In an effort to mollify Atchison's concerns, Douglas introduced a bill for the
territorial organization of Kansas and Nebraska, a bill that included a provision
that effectively repealed the Missouri Compromise. The bill asserted that the
Compromise of 1850 had superseded the 1820 principle that slavery would not
be extended north and west of the Arkansas-Missouri state border. The bill
also stated that the question of slavery in the territories should be settled by
the people living in them, an idea known as Popular Sovereignty.
This language conveniently favored Atchison in his senatorial campaign, for it
confronted his opponent, Thomas Hart Benton, with a difficult dilemma. If
Benton voted for the bill, he would betray his antislavery sympathies; but if he
voted against it, he would be defaulting on his promise to work for expansion
into Kansas and Nebraska. He voted against the bill and suffered defeat in the
race with Atchison. The final bill explicitly repealed the Missouri Compromise,
and the possibility of slavery in the new territories was made real.
The political ramifications of the enactment of the Kansas-Nebraska bill
reached deeply into the general political climate in which it was passed.
Support for it from southern members of Congress was nearly unanimous.

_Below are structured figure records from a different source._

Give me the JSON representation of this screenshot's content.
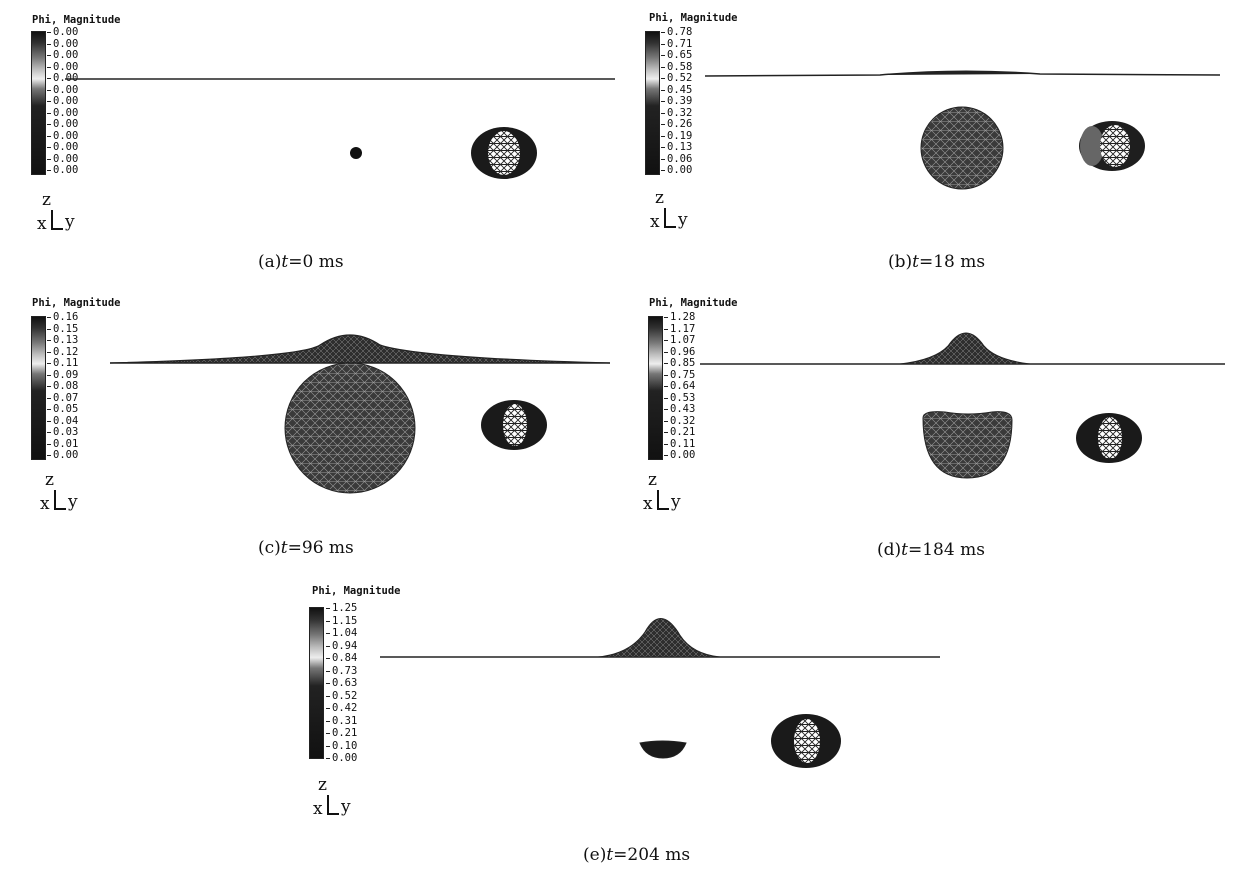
{
  "legend_title": "Phi, Magnitude",
  "axes": {
    "z": "z",
    "x": "x",
    "y": "y"
  },
  "panels": [
    {
      "id": "a",
      "caption_prefix": "(a)",
      "caption_var": "t",
      "caption_value": "=0 ms",
      "ticks": [
        "0.00",
        "0.00",
        "0.00",
        "0.00",
        "0.00",
        "0.00",
        "0.00",
        "0.00",
        "0.00",
        "0.00",
        "0.00",
        "0.00",
        "0.00"
      ]
    },
    {
      "id": "b",
      "caption_prefix": "(b)",
      "caption_var": "t",
      "caption_value": "=18 ms",
      "ticks": [
        "0.78",
        "0.71",
        "0.65",
        "0.58",
        "0.52",
        "0.45",
        "0.39",
        "0.32",
        "0.26",
        "0.19",
        "0.13",
        "0.06",
        "0.00"
      ]
    },
    {
      "id": "c",
      "caption_prefix": "(c)",
      "caption_var": "t",
      "caption_value": "=96 ms",
      "ticks": [
        "0.16",
        "0.15",
        "0.13",
        "0.12",
        "0.11",
        "0.09",
        "0.08",
        "0.07",
        "0.05",
        "0.04",
        "0.03",
        "0.01",
        "0.00"
      ]
    },
    {
      "id": "d",
      "caption_prefix": "(d)",
      "caption_var": "t",
      "caption_value": "=184 ms",
      "ticks": [
        "1.28",
        "1.17",
        "1.07",
        "0.96",
        "0.85",
        "0.75",
        "0.64",
        "0.53",
        "0.43",
        "0.32",
        "0.21",
        "0.11",
        "0.00"
      ]
    },
    {
      "id": "e",
      "caption_prefix": "(e)",
      "caption_var": "t",
      "caption_value": "=204 ms",
      "ticks": [
        "1.25",
        "1.15",
        "1.04",
        "0.94",
        "0.84",
        "0.73",
        "0.63",
        "0.52",
        "0.42",
        "0.31",
        "0.21",
        "0.10",
        "0.00"
      ]
    }
  ]
}
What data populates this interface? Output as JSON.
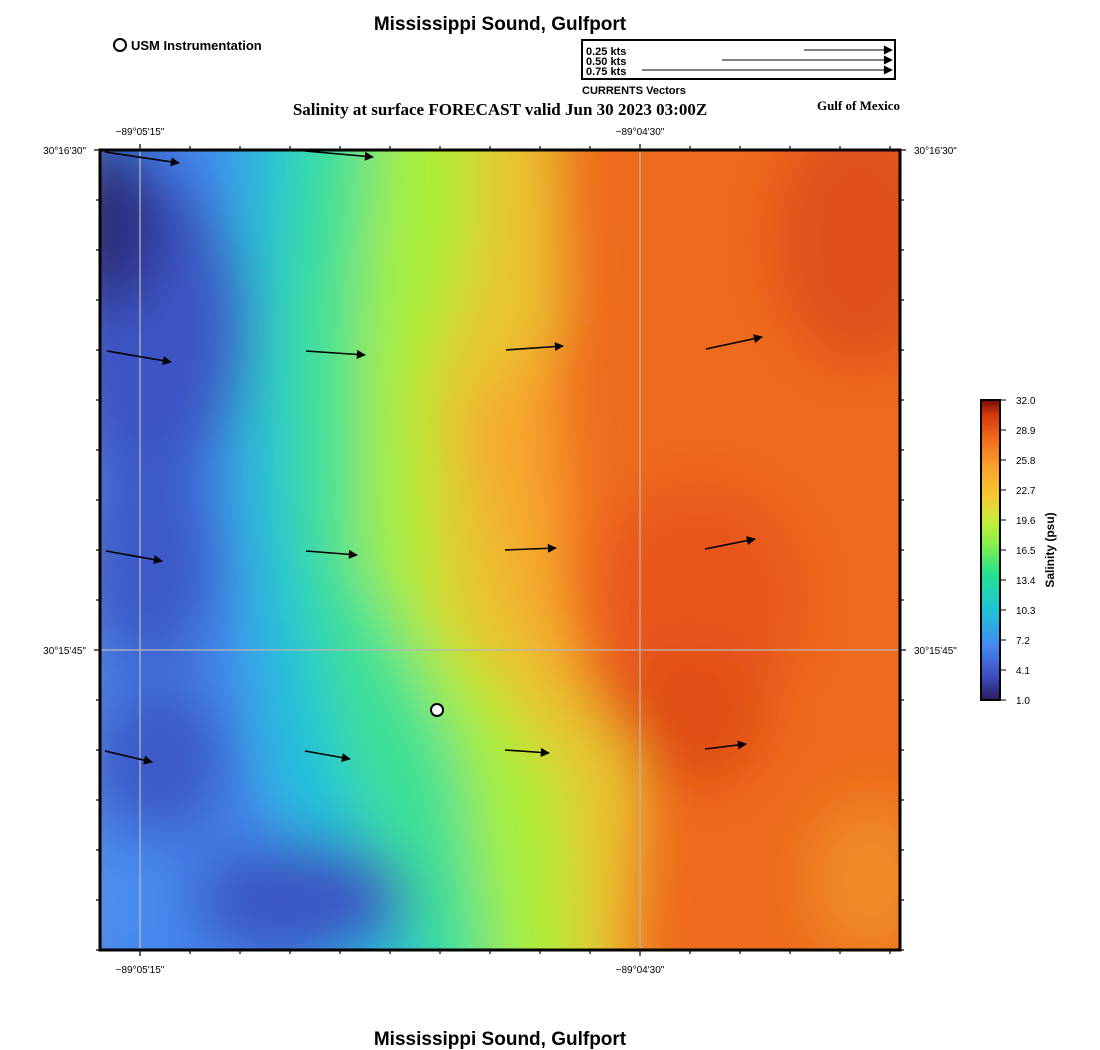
{
  "header": {
    "title": "Mississippi Sound, Gulfport",
    "subtitle": "Salinity at surface FORECAST valid Jun 30 2023 03:00Z",
    "region": "Gulf of Mexico",
    "footer_title": "Mississippi Sound, Gulfport"
  },
  "legend": {
    "station_label": "USM Instrumentation",
    "vectors_caption": "CURRENTS Vectors",
    "vector_scale": [
      {
        "label": "0.25 kts",
        "kts": 0.25
      },
      {
        "label": "0.50 kts",
        "kts": 0.5
      },
      {
        "label": "0.75 kts",
        "kts": 0.75
      }
    ]
  },
  "axes": {
    "lon_ticks": [
      "−89°05'15\"",
      "−89°04'30\""
    ],
    "lat_ticks": [
      "30°16'30\"",
      "30°15'45\""
    ]
  },
  "colorbar": {
    "label": "Salinity (psu)",
    "min": 1.0,
    "max": 32.0,
    "ticks": [
      "32.0",
      "28.9",
      "25.8",
      "22.7",
      "19.6",
      "16.5",
      "13.4",
      "10.3",
      "7.2",
      "4.1",
      "1.0"
    ],
    "colors": [
      "#2a1a5e",
      "#3e4fbf",
      "#4488f2",
      "#1ec4d8",
      "#22e28e",
      "#88f04a",
      "#c8ec38",
      "#f6c832",
      "#f9a02c",
      "#ee6518",
      "#d2380c",
      "#7a0c04"
    ]
  }
}
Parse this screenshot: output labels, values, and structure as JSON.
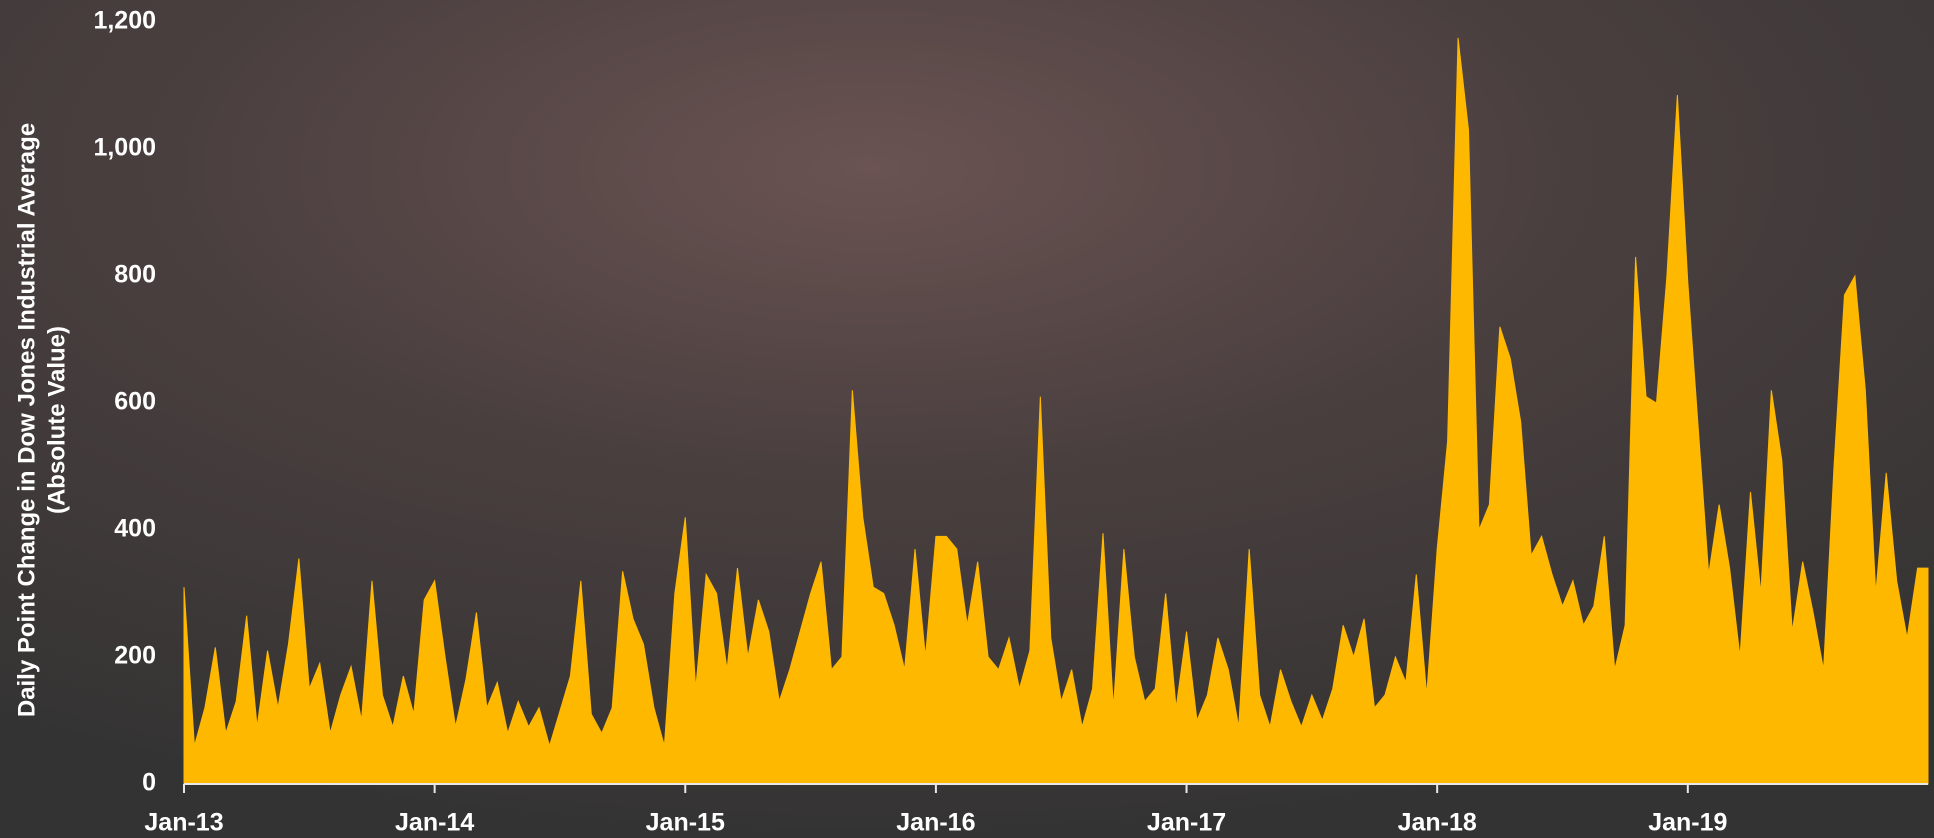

Northern Democrats were seriously split, half of their votes in the House going
for the measure and half against it. Nearly all northern Whigs opposed the bill.
This severe political division fractured the structure of the political party
system. The Whig Party was essentially destroyed in the South. The Democrats
were so seriously divided that their tenuous congressional majority became
highly vulnerable. A coalition of anti-Nebraska Democrats, northern Whigs,
Know-Nothings, and nativist groups joined the newly organized Republican
Party, making it a viable political force. By 1856 the Whigs had all but
disappeared, and the Republican Party was able to confront the weakened
Democrats with strong opposition.
In addition to these basic political changes, the Kansas-Nebraska Act had direct
ramifications. Kansas and Nebraska were promptly opened for settlement in
1854. Although Nebraska remained relatively quiet, Kansas, the destination of
most of the new settlers, became a political hotbed. Settlers came to Kansas
not only to develop the frontier but also—and perhaps more importantly—to
lend their weight in the determination of whether Kansas would be free or
slave.
Almost from the outset, political stability was lacking in Kansas. From the South,
proslavery Missourians traveled into Kansas to vote in favor of slavery, often
arriving in armed bands. Groups in the North and East, such as the Emigrant Aid
Company, helped so large a number of antislavery settlers move into the
territory that it was generally thought that an honest referendum of actual
settlers would not permit slavery in Kansas. But Missouri raiders entering the
territory in great numbers made an honest count impossible. In 1855 a
proslavery territorial legislature was established in the town of Lecompton,
Kansas, while at the same time an antislavery legislature was established in
Topeka. Almost inevitably, civil war erupted in Kansas as proslavery and
antislavery forces clashed for control of the territory. Although bloody, the
conflict remained inconclusive until the 1860s, when Kansas was finally
admitted to the Union as a free soil state.
The violence and political chaos in Kansas not only presaged the Civil War but
also helped to trigger it. In 1857 the proslavery territorial government in
Lecompton presented to Congress a constitution that would have incorporated
Kansas into the Union as a slave state. Chastened by the disastrous failure of
his Kansas-Nebraska Act, Stephen Douglas led congressional opposition to the
Lecompton constitution. Douglas and a diverse coalition of northern political
factions in Congress narrowly managed to defeat Kansas's proposed admission
to the Union as a slave state. The divisive battle over Lecompton, however,
shattered the unity of the national Democratic Party, which in 1860 would divide
into northern and southern wings. The collapse of the Democratic Party, the
one remaining national party, set the stage for southern secession in 1860.